On social media I witnessed some very peculiar reaction to the ESA Rosetta spacecraft that recently visited a comet: “So the European Space Agency amazingly landed a probe on a comet today. Remember when the USA used to do cool stuff like that?” Others have chimed in with “When NASA stops having to rely on other countries to send our astronauts to space, then we'll talk. Until then, they're the National Association of Second-rate Amateurs.”
I suppose that one can hold whatever opinion one wants—especially when one chooses to ignore what’s really going on. Data-free opinion seems the opinion of choice for most folks.

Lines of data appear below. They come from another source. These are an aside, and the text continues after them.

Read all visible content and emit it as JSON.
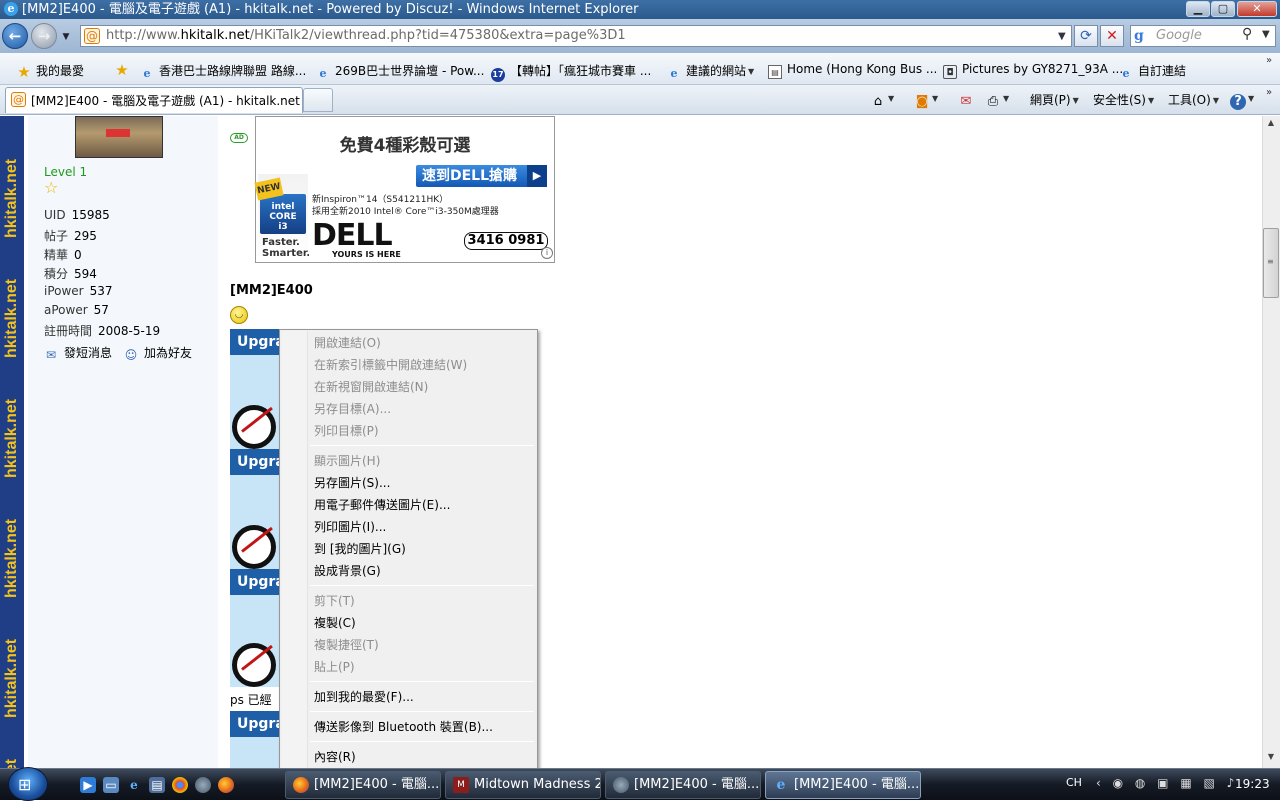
{
  "window": {
    "title": "[MM2]E400 - 電腦及電子遊戲 (A1) - hkitalk.net - Powered by Discuz! - Windows Internet Explorer",
    "icon": "ie-icon"
  },
  "address_bar": {
    "url_prefix": "http://www.",
    "url_domain": "hkitalk.net",
    "url_path": "/HKiTalk2/viewthread.php?tid=475380&extra=page%3D1",
    "search_placeholder": "Google"
  },
  "favorites_bar": {
    "favorites_label": "我的最愛",
    "items": [
      {
        "label": "香港巴士路線牌聯盟 路線...",
        "icon": "ie-icon"
      },
      {
        "label": "269B巴士世界論壇 - Pow...",
        "icon": "ie-icon"
      },
      {
        "label": "【轉帖】「瘋狂城市賽車 ...",
        "icon": "17-icon"
      },
      {
        "label": "建議的網站",
        "icon": "ie-icon"
      },
      {
        "label": "Home (Hong Kong Bus ...",
        "icon": "doc-icon"
      },
      {
        "label": "Pictures by GY8271_93A ...",
        "icon": "camera-icon"
      },
      {
        "label": "自訂連結",
        "icon": "ie-icon"
      }
    ]
  },
  "tabs": {
    "active_title": "[MM2]E400 - 電腦及電子遊戲 (A1) - hkitalk.net ..."
  },
  "command_bar": {
    "page_label": "網頁(P)",
    "safety_label": "安全性(S)",
    "tools_label": "工具(O)"
  },
  "watermark": "hkitalk.net",
  "profile": {
    "level": "Level 1",
    "stats": [
      {
        "key": "UID",
        "value": "15985"
      },
      {
        "key": "帖子",
        "value": "295"
      },
      {
        "key": "精華",
        "value": "0"
      },
      {
        "key": "積分",
        "value": "594"
      },
      {
        "key": "iPower",
        "value": "537"
      },
      {
        "key": "aPower",
        "value": "57"
      },
      {
        "key": "註冊時間",
        "value": "2008-5-19"
      }
    ],
    "pm_label": "發短消息",
    "add_friend_label": "加為好友"
  },
  "ad": {
    "tag": "AD",
    "headline": "免費4種彩殼可選",
    "cta": "速到DELL搶購",
    "intel_new": "NEW",
    "intel_line1": "intel",
    "intel_line2": "CORE",
    "intel_line3": "i3",
    "intel_slogan1": "Faster.",
    "intel_slogan2": "Smarter.",
    "desc_line1": "新Inspiron™14（S541211HK）",
    "desc_line2": "採用全新2010 Intel® Core™i3-350M處理器",
    "brand": "DELL",
    "brand_tagline": "YOURS IS HERE",
    "phone": "3416 0981"
  },
  "post": {
    "title": "[MM2]E400",
    "upgrade_label": "Upgra",
    "ps_text": "ps 已經"
  },
  "context_menu": {
    "groups": [
      [
        {
          "label": "開啟連結(O)",
          "enabled": false
        },
        {
          "label": "在新索引標籤中開啟連結(W)",
          "enabled": false
        },
        {
          "label": "在新視窗開啟連結(N)",
          "enabled": false
        },
        {
          "label": "另存目標(A)...",
          "enabled": false
        },
        {
          "label": "列印目標(P)",
          "enabled": false
        }
      ],
      [
        {
          "label": "顯示圖片(H)",
          "enabled": false
        },
        {
          "label": "另存圖片(S)...",
          "enabled": true
        },
        {
          "label": "用電子郵件傳送圖片(E)...",
          "enabled": true
        },
        {
          "label": "列印圖片(I)...",
          "enabled": true
        },
        {
          "label": "到 [我的圖片](G)",
          "enabled": true
        },
        {
          "label": "設成背景(G)",
          "enabled": true
        }
      ],
      [
        {
          "label": "剪下(T)",
          "enabled": false
        },
        {
          "label": "複製(C)",
          "enabled": true
        },
        {
          "label": "複製捷徑(T)",
          "enabled": false
        },
        {
          "label": "貼上(P)",
          "enabled": false
        }
      ],
      [
        {
          "label": "加到我的最愛(F)...",
          "enabled": true
        }
      ],
      [
        {
          "label": "傳送影像到 Bluetooth 裝置(B)...",
          "enabled": true
        }
      ],
      [
        {
          "label": "內容(R)",
          "enabled": true
        }
      ]
    ]
  },
  "taskbar": {
    "tasks": [
      {
        "label": "[MM2]E400 - 電腦...",
        "icon": "firefox-icon",
        "active": false
      },
      {
        "label": "Midtown Madness 2",
        "icon": "game-icon",
        "active": false
      },
      {
        "label": "[MM2]E400 - 電腦...",
        "icon": "chrome-icon",
        "active": false
      },
      {
        "label": "[MM2]E400 - 電腦...",
        "icon": "ie-icon",
        "active": true
      }
    ],
    "lang": "CH",
    "clock": "19:23"
  },
  "colors": {
    "title_bar": "#2b5a8d",
    "watermark_bg": "#1f3e86",
    "watermark_text": "#f4c21c",
    "upgrade_bar": "#1f5fa8",
    "level_green": "#1d9a1d"
  }
}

So. What’s really going on with the American space program? Well, we have a space station in orbit that has the interior volume of a five bedroom house. It has been continuously inhabited by Americans since 2001—along with Russians, Europeans, and others. It is, after all, designated the International Space Station. Why is it “international?” Politics. The Russian involvement is the consequence of a decision made after the collapse of the Soviet Union in 1991. With the subsequent implosion of the Russian economy, there was the not unreasonable concern that Russia’s rocket scientists might sell their services to unsavory nations and groups. Therefore the U.S. government decided to involve the Russians in building the space station; we actually paid them to build their parts of it. For the same reason, the Russian-built rocket engine, the RD-180, was selected for use in America’s Atlas V rocket.

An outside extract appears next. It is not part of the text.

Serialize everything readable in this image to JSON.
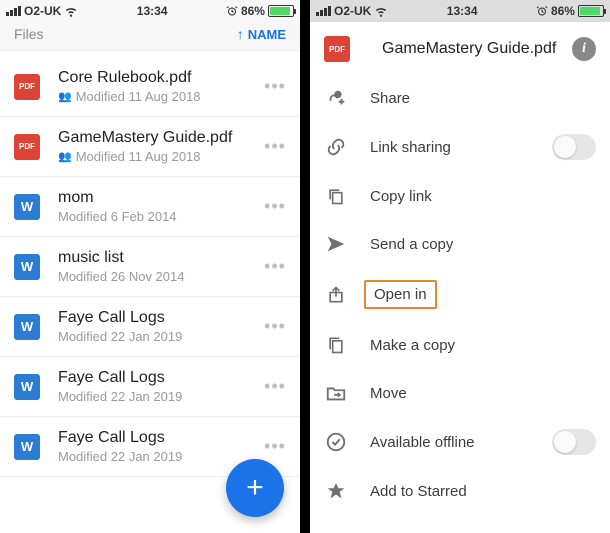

Because of the age of the Space Shuttles and the loss of two out of the five in tragic accidents, the Bush administration made the decision in 2003 to shut down the shuttle program and replace it with a new launch system. In the interim between the end of the space shuttle and the beginning of its replacement, the plan was for NASA to purchase rides on the Russian Soyuz. The last Space Shuttle flew in 2011 and its successors will begin flying in 2017 at the latest. This is not the first time that the US has lacked human spaceflight capability. The last Apollo mission was in 1975 and the first shuttle did not fly until 1981.
Meanwhile, NASA has encouraged the development of commercial spaceships for delivering cargo and humans to the space station. SpaceX began delivering cargo to ISS in 2012, with Orbital Space Systems following in 2014. Two companies, Boeing and SpaceX, have been given contracts to build manned spaceships to carry people to orbit. Both will begin flying within the next two years.

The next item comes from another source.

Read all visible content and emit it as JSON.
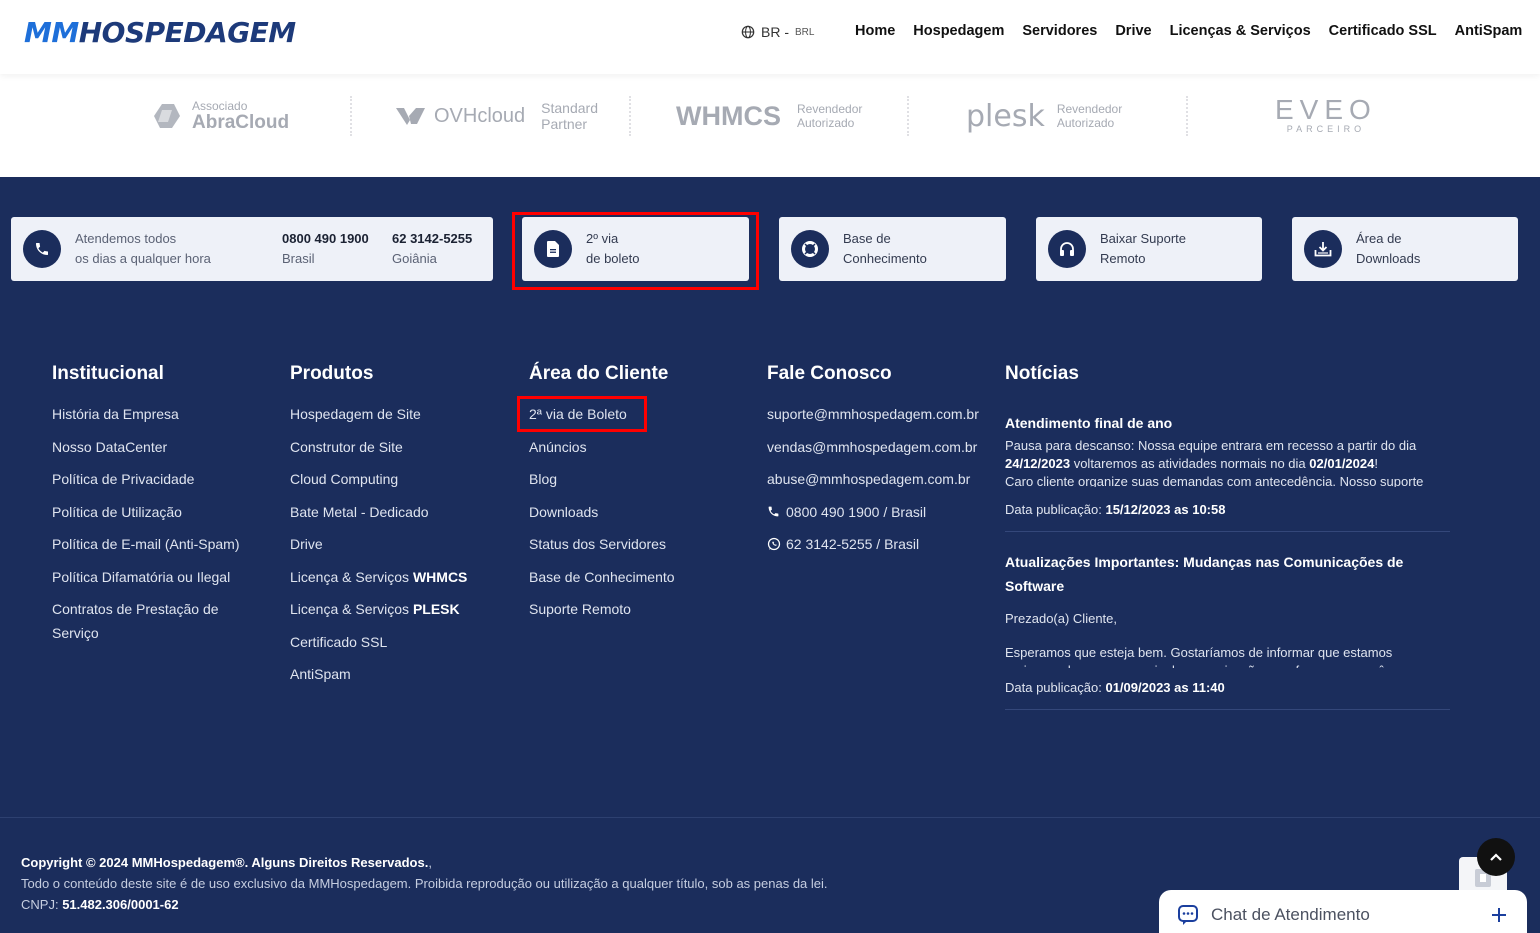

The U.S. has not been sitting idle when it comes to unmanned space exploration, either. On August 6, 2012 NASA landed a 1 metric ton, car-sized, nuclear-powered, laser-wielding vehicle on Mars, joining NASA’s Opportunity rover, a much smaller vehicle, already there. Opportunity had arrived at Mars on January 25, 2004 for a mission projected at lasting no more than three months. Ten years later, it’s still making tracks and still working hard!
In 2011NASA launched Juno, a space probe the size of a minivan and weighing more than three and a half metric tons, toward Jupiter. It will go into polar orbit around Jupiter in July, 2016. New Horizons, launched on January 16, 2006, is bound for Pluto and other Kuiper Belt objects beyond. Pluto approach observations began in January. Closest approach to Pluto occurs in just a month, in July, 2015.
Dawn, a one metric ton spacecraft using an ion drive for propulsion, in 2011 went into orbit around Vesta, the second largest asteroid in the asteroid belt between Mars and Jupiter. After making observations for more than a year, in 2012 it blasted out of Vesta orbit and in April it arrived at Ceres, the largest asteroid. It will spend at least a year making observations.
Besides the commercial CST100 and Dragon spaceships designed for low-earth orbit operations, NASA had Lockheed develop the Orion, a spaceship designed to carry astronauts on deep space voyages to the moon, the asteroids, and Mars. The first unmanned test launch of the Orion spaceship flew aboard a Delta IV Heavy on December 5, 2014. It traveled more than 3000 miles from Earth (five times further away than the space station) before hurtling back home at 20,000 miles per hour, testing its heat shield to make sure it can survive the extreme maneuvers it will routinely make when returning people from the Moon or Mars.
On September 22, 2014, MAVEN was dropped into Martian orbit, joining the other two American satellites already there. The space probe Cassini continues making observations as it orbits Saturn (where it has been since 2004). The Hubble Space Telescope is now celebrating its twenty-fifth anniversary on orbit. Its successor, the James Webb Space Telescope is set for launch in 2018. Its primary mirror will be five times bigger than Hubble: 21 feet in diameter versus 7.9 feet.
The one metric ton Kepler spacecraft (launched in 2009), another space telescope, has discovered thousands of worlds orbiting other suns. Thanks to Kepler, we now know that there are more planets than stars, and that our galaxy is home to at least a billion earth-like worlds.
NASA remains the only space agency to have put people on the moon, the only space agency to have reached Mercury or Saturn, to have orbited Jupiter, or to have sent probes past Uranus and Neptune. NASA is the only space agency to have landed not one, not two, not three, but four rovers on Mars. In fact, NASA remains the only space agency to have ever successfully landed anything on Mars, something it’s now done seven times—so far. So what has NASA done lately? A lot. What will it be doing tomorrow? Even more. And those are just some of the highlights.
Oh, and it’s doing all this using less than one half of one percent of the U.S. federal budget. Americans spend more on video games each year than they spend on space exploration. In fact, they even spend more on credit card late fees than they spend on space.